U.S. Rep. Lou Barletta presented him with 16.
"I feel great," Heintz, of Hazleton, said Friday. "I feel like they're remembering me."
Barletta, R-11, also presented long-overdue or replacement military medals to David Sturdevant, of Tunkhannock, and George A. Zeeb, West Hazleton, who accepted them on behalf of his father, the late George W. Zeeb.
The younger Zeeb said the medals - eight in all for his father's Army service during World War II - meant "a lot" to him. His only regret, he said, was that his father would never see them.

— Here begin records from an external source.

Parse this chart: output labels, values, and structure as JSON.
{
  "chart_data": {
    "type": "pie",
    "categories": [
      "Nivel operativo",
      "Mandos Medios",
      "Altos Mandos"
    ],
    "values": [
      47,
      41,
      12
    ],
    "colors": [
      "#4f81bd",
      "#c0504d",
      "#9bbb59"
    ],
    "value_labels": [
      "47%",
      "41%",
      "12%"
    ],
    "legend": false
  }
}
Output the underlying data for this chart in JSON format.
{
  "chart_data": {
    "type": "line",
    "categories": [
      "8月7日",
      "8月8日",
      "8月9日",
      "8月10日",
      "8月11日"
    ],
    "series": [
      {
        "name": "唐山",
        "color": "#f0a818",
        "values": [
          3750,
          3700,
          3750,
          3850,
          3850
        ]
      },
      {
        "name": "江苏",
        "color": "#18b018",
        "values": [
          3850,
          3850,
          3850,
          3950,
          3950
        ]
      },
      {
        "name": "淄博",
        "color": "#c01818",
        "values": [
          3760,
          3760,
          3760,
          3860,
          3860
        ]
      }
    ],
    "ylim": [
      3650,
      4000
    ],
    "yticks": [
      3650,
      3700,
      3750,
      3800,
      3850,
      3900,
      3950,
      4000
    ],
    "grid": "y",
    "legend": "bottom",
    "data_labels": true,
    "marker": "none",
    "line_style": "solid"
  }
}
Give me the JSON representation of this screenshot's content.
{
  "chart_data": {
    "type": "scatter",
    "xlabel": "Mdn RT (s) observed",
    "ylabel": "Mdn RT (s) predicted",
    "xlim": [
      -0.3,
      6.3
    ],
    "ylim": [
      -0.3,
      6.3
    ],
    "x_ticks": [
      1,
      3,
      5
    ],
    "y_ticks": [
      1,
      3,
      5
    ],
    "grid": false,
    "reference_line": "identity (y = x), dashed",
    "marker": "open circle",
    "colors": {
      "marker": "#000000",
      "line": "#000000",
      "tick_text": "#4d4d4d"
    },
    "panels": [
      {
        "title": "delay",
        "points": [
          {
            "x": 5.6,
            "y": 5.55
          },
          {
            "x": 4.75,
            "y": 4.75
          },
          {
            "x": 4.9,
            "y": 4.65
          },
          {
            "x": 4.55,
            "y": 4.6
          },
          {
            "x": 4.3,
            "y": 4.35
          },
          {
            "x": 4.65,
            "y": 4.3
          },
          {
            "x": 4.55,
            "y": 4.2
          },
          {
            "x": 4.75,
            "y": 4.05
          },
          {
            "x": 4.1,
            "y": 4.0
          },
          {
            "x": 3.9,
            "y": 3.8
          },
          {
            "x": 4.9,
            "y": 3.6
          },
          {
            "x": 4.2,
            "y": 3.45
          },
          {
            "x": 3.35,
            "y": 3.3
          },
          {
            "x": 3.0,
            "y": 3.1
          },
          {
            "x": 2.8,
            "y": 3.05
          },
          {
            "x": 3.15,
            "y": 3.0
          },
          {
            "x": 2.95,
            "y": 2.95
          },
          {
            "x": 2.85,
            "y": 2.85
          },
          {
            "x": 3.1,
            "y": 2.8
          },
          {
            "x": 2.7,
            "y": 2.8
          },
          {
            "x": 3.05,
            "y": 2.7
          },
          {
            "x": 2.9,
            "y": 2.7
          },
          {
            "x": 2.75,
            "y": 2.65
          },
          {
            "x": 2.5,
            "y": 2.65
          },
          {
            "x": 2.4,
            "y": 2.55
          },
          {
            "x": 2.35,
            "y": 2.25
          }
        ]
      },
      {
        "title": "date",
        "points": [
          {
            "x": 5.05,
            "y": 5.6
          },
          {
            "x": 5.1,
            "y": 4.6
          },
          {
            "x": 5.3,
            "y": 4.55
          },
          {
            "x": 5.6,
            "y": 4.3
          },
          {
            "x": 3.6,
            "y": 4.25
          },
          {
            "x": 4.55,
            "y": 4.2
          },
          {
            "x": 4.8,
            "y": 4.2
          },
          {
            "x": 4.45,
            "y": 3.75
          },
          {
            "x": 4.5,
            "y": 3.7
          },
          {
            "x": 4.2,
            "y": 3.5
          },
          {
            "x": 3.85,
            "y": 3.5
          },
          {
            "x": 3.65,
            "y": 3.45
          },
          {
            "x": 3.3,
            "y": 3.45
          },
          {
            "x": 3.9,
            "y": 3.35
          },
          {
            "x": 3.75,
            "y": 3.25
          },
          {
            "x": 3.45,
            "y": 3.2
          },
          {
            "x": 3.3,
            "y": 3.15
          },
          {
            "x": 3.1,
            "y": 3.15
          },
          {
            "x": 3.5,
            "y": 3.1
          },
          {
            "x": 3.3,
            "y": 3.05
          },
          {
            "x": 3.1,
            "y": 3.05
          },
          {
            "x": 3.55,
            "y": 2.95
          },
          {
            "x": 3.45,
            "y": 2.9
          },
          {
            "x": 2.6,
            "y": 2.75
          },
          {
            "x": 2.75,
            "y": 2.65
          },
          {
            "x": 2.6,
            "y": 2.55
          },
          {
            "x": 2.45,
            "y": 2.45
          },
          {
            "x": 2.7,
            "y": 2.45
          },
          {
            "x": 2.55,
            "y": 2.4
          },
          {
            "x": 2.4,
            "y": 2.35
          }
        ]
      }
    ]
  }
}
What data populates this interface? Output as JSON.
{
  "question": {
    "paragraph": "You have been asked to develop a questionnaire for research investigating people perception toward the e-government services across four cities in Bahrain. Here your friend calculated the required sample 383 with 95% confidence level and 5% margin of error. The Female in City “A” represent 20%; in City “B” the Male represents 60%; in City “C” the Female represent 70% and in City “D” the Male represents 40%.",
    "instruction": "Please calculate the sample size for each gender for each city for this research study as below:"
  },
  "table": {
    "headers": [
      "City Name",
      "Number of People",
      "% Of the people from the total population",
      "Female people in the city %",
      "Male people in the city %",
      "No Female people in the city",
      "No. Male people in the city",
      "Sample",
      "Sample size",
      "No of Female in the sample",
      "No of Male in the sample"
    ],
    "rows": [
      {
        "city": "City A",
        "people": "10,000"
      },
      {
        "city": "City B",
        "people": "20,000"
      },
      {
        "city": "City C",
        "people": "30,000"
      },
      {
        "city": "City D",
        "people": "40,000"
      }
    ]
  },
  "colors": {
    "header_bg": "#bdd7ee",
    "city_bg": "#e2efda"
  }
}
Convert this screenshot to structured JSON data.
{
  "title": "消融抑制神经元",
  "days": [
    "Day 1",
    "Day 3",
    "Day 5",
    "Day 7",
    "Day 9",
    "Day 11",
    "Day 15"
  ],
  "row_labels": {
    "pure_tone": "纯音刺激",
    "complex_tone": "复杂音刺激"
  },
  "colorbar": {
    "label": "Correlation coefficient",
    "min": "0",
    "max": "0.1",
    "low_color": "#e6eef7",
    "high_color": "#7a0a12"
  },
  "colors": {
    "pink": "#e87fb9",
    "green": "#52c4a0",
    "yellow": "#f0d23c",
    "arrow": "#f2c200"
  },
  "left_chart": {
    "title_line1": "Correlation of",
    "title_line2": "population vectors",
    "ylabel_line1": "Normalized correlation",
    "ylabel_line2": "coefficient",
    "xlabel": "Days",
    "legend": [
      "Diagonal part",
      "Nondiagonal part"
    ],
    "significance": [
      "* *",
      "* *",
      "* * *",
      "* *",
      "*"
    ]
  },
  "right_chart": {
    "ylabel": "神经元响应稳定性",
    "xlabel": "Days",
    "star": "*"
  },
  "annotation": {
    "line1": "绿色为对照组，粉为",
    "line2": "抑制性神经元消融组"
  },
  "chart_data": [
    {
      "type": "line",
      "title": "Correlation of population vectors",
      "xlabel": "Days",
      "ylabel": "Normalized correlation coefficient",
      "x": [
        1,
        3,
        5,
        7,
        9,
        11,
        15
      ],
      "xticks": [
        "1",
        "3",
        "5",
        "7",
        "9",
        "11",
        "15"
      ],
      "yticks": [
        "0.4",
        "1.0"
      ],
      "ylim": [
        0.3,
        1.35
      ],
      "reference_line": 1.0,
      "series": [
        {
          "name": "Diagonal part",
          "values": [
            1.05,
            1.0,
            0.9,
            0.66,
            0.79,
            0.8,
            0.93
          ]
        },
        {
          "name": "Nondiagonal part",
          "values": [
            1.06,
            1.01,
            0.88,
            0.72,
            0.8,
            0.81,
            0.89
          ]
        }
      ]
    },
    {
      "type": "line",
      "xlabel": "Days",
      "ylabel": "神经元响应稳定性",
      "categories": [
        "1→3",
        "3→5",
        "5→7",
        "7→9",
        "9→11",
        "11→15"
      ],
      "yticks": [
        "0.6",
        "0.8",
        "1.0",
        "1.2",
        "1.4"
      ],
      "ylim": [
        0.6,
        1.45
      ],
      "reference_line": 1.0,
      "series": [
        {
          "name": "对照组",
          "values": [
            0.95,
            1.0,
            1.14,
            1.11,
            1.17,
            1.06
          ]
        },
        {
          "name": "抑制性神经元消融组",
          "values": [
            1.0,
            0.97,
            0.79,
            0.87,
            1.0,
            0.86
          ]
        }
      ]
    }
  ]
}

The elder Zeeb died last year.
Sturdevant, who served in the Air Force from 1965 to 1969, received the Air Force Good Conduct Medal and National Defense Service Medal.
"I'm very humbled to be here today, and I very much appreciate" the medals, he said.
Barletta made the presentation from outside his office at the CAN DO Renaissance Center in Hazleton.
Heintz, who served in the Army, National Guard and Reserves from 1947 to 1990, knew he would be getting the Silver Star, Bronze Star Medal and Purple Heart with one bronze oak leaf cluster.
The additional medals were a result of military research done by Barletta's assistants, and include the Good Conduct Medal; Presidential Unit Citation; Army of Occupation Medal with Germany clasp; National Defense Service Medal; Korean Service Medal with one silver service star; Armed Forces Reserve Medal with numeral 3; Army Reserve Components Achievement Medal with two bronze oak leaf clusters; NCO Professional Development Ribbon; Army Service Ribbon; United Nations Service Medal; Honorable Service lapel button for World War II; Diver Badge, first class and Parachutists' badge.
He plans to display some of the medals in his home, and affix some to the Army uniform he wears on military holidays.
Heintz reflected on his service with his wife, Hilary, who accompanied him to the presentation.
"I feel that every single person - man - in the United States should serve at least one tour," Heintz said. "I just feel like you learn a lot. You learn how to be a man, not a wise guy or a troublemaker. You learn how to live with people."
George W. Zeeb served from 1944 to 1946 and received the Bronze Star Medal with one bronze oak leaf cluster; Good Conduct Medal; American Campaign Medal; European-African-Middle Eastern Campaign Medal; WWII Victory Medal; Combat Infantry Badge, first award; Honorable Service lapel button for WWII and a marksman badge with rifle bar.